In Nordrhein-Westfalen und Spanien hat die Bundesanwaltschaft heute zwei mutmaßliche Spione festnehmen lassen. Ihr Ziel: ein bayerischer Unternehmer, der Drohnen in die Ukraine liefert. Laut Bundesanwaltschaft sollte die Ausspähung möglicherweise einen Angriff vorbereiten – vielleicht sogar mit tödlichem Ausgang.

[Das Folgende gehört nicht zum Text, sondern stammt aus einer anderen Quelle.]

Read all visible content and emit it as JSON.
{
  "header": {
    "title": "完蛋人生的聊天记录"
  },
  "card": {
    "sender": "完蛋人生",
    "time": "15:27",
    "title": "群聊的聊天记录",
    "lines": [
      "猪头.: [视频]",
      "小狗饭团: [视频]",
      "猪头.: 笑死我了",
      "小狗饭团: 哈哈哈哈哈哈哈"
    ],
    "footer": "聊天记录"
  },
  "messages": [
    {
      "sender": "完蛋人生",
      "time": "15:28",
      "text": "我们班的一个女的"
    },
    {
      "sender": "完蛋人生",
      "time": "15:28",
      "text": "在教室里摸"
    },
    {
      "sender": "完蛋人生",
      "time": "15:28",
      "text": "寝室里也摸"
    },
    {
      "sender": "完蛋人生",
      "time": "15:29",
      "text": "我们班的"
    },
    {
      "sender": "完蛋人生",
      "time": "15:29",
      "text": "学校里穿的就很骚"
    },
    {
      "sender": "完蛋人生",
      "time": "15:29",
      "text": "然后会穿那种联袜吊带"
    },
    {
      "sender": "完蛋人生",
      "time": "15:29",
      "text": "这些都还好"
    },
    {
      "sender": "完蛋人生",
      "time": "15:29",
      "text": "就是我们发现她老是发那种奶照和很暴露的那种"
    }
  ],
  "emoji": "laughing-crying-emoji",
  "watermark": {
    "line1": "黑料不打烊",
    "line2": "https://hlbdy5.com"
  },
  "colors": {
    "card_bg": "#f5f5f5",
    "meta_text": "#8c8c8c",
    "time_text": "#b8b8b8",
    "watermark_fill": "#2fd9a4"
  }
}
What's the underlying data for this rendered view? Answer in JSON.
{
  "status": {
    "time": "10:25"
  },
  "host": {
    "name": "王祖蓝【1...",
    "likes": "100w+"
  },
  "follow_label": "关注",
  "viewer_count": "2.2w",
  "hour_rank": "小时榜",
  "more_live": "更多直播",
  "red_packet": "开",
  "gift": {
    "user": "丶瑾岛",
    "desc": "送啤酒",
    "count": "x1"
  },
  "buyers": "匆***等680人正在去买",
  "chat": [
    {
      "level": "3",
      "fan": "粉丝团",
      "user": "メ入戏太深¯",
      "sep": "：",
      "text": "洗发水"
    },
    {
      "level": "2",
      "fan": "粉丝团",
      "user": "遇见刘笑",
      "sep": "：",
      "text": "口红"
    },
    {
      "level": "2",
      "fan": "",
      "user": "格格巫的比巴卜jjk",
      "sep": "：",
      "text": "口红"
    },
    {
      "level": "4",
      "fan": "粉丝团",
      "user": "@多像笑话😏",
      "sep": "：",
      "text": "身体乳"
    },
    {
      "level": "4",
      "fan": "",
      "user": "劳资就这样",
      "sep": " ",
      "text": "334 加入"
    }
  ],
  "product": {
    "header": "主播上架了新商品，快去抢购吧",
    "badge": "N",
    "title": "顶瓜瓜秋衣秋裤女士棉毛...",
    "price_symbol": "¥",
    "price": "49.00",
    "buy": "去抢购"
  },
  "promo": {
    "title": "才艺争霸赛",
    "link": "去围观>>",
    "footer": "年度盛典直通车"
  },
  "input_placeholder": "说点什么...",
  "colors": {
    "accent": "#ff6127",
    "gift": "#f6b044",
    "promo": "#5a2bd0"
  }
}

Die Geschichte beginnt in Niederbayern. Dort fiel auf, dass jemand eine Drohnen-Firma filmt. Ein ukrainischer Staatsbürger soll das Gelände ausgespäht haben. Als er bemerkt wurde, setzte er sich nach Spanien ab. Eine 45-jährige Rumänin übernahm dann seine Arbeit. Sie ging noch weiter: Sie suchte die Privatadresse des Geschäftsführers auf und filmte auch dort.
„Wir sehen hier ein besorgniserregendes Muster», erklärt ein Sprecher des Verfassungsschutzes. Russische Akteure würden gezielt Menschen aus dem kleinkriminellen Milieu anwerben. Für Geld führen diese dann Spionage- oder Sabotageaufträge aus.
Ich habe in meiner Zeit als Reporterin viele solcher Fälle begleitet. Was mich diesmal erschreckt: Die Täter kamen bis zur Privatadresse. Das zeigt eine neue Qualität der Bedrohung.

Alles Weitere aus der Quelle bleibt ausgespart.